I do not believe that precariousness is a synonym for freedom or flexibility, as proponents of the gig economy would have us believe. I believe that it is a synonym for anxiety. And anxiety is also something I don’t tolerate gladly.
So I have returned to a part-time salaried job, which I intend to combine with part-time freelance editing work, with an enormous sense of gratitude and relief. Though no job is ever truly permanent or secure, a salary brings with it, for as long as it lasts, certain things that are the antithesis of precariousness: regular hours, fortnightly pay, annual leave, sick leave, superannuation. Along with these financial benefits, a salaried office job, which is what my new job is, also brings with it a workplace outside of the home, and colleagues with whom one interacts every day. These things, too — which are, in essence, about belonging and community — contradict the concept and practice of precariousness. I am immensely grateful for them.
I took the first three photos in today’s post as I wandered the neighbourhood in my lunch break at my new job — a lunch break being yet another one of the ‘perks’ of a salaried office job.
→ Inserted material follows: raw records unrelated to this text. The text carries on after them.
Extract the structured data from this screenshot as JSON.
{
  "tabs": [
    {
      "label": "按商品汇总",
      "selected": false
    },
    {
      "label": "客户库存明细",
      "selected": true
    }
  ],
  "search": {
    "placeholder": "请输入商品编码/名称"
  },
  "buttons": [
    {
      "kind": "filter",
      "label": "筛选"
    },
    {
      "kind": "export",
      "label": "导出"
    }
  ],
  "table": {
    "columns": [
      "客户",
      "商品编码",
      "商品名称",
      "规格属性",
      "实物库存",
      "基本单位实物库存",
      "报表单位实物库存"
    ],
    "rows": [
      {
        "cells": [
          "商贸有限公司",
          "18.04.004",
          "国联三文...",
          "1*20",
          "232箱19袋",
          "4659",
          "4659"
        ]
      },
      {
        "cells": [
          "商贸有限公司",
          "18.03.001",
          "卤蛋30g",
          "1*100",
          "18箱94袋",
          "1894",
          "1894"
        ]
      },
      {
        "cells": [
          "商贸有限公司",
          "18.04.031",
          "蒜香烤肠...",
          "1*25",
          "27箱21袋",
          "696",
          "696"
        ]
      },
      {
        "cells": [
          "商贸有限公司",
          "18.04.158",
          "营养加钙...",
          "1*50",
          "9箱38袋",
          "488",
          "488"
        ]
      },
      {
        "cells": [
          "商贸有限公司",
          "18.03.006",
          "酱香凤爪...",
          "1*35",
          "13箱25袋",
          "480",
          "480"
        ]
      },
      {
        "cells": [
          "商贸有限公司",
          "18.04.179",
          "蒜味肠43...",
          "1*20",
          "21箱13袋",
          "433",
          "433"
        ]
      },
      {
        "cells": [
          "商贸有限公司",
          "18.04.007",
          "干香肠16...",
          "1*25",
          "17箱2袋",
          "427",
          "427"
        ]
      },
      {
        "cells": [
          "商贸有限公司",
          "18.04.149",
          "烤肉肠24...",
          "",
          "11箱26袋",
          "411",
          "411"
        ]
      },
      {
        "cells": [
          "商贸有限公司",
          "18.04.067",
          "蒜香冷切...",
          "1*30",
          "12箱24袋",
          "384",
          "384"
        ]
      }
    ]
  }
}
I’m working now in Port Adelaide, a suburb in the north-west of Adelaide which was once the heart of the marine industry of Adelaide. The wharves and docks of Port Adelaide are no longer busy in the industrial sense for which they were originally designed, so the streets I now stroll along during my lunch break are lined with abandoned warehouses and marine businesses. At the docks, dolphins swim beneath the bridge that spans the Port River, while trucks thunder overhead. The area has, on the one hand, a sense of history, beauty and purpose, and on the other hand, an air of loss, and decay, and death.
Craziness scares us because we are creatures who long for structure and sense, Esmé Weijun Wang writes in the passage I’ve quoted at the start of this post: we divide the interminable days into years, months, and weeks. She is writing about schizophrenia, and yet I’ve thought of her words frequently as I’ve wandered the streets of Port Adelaide. Because though it is true, now that I am working for a salary once more, that my feeling of precariousness has reduced, still, somehow, this fear remains. I still long for something that feels just out of reach: something that Wang describes as a way to corral and control bad fortune, illness, unhappiness, discomfort, and death, those things that, like precariousness, are, in the end, inevitable.
I took the fourth photo in this post, the photo below, last weekend, which I spent with a group of women in a holiday house in Carrickalinga, a coastal suburb south of Adelaide. The women I was with are all writers and artists. Some of them supplement the income they get from their art with a salaried or waged job; others exist solely on their freelance income. Each of these women is talented and successful in her own right, and each balances her sense of precariousness with a sense of purpose and joy and productivity in her chosen field of art.
I climbed a hill to take the photo you see here. I stood at the top of that hill and looked down at the world below me — the crumbling cliffs, the winding coastal road, the shining blue sea, the horizon at the edge of the ocean — and I felt the world expand around me, stretching out, out, out. The moment felt precarious, as the weekend had felt precarious, as the previous week — which was my first week in my new job — had felt precarious, as my freelance income had felt, and will always feel, precarious. As life feels precarious.
There was nothing I could do to remove the precariousness. All I could do was wonder at the view.
Lately I’ve been reading about …
- … sickness, hysteria and sanity: a wonderful essay by Fiona Wright on her experience of illness.
I don’t deal well with uncertainty either, few do, I expect. Pema Chodren wrote a whole book about dealing with it! I’m glad for the small relief your new job brings. Hope it works out well!